Professor Robert Weisberg participates in a KQED panel on the future of legal challenges to assault weapons bans. 

The main parts of two of the nation’s strictest gun control laws in New York and Connecticut were upheld by a federal appeals court. Gun rights advocates want to take the cases to the Supreme Court.

STEVE INSKEEP, HOST:

Now, in this country, gun laws are facing a test. A federal appeals court upheld most, though not all, the provisions of gun laws in New York and Connecticut. The questions raised by that ruling may end up before the U.S. Supreme Court. NPR’s Hansi Lo Wang reports.

HANSI LO WANG, BYLINE: The two state laws ban certain assault-style semiautomatic weapons and large capacity magazines in New York and Connecticut.
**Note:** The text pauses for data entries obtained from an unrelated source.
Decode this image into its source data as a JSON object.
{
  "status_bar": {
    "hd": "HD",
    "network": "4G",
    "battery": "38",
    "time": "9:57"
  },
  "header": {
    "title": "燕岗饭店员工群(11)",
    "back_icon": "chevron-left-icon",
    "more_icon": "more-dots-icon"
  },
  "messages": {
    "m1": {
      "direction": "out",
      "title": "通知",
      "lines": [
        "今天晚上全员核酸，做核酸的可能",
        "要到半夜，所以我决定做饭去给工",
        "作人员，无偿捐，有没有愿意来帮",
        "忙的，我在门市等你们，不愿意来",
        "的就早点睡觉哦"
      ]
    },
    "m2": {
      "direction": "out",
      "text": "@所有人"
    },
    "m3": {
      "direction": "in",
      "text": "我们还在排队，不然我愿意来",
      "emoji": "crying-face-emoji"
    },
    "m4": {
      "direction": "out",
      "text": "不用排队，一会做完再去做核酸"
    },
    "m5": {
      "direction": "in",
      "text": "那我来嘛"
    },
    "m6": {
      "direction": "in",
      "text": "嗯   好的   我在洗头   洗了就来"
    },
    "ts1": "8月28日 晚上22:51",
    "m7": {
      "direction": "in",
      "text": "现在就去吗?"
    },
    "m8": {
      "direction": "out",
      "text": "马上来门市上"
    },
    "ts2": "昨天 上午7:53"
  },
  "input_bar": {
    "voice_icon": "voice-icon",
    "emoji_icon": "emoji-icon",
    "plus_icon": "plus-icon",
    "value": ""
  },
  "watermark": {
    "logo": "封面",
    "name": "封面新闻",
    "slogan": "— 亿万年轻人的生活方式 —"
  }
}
The laws were passed just months after the mass shooting at Sandy Hook Elementary School that killed 20 children and six adults in 2012.

ROBERT WEISBERG: This was clearly a very, very carefully drafted law that was technically precise, detailed enough so that it couldn’t be called vague.

WANG: Robert Weisberg studies gun laws at the Stanford Criminal Justice Center, and he calls the New York and Connecticut laws models that other states could use.

WEISBERG: When you’ve got a major federal court saying this kind of law passes muster, then every drafter of legislation is going to look at this and see, let me see if I can document our justifications as well as New York and Connecticut did.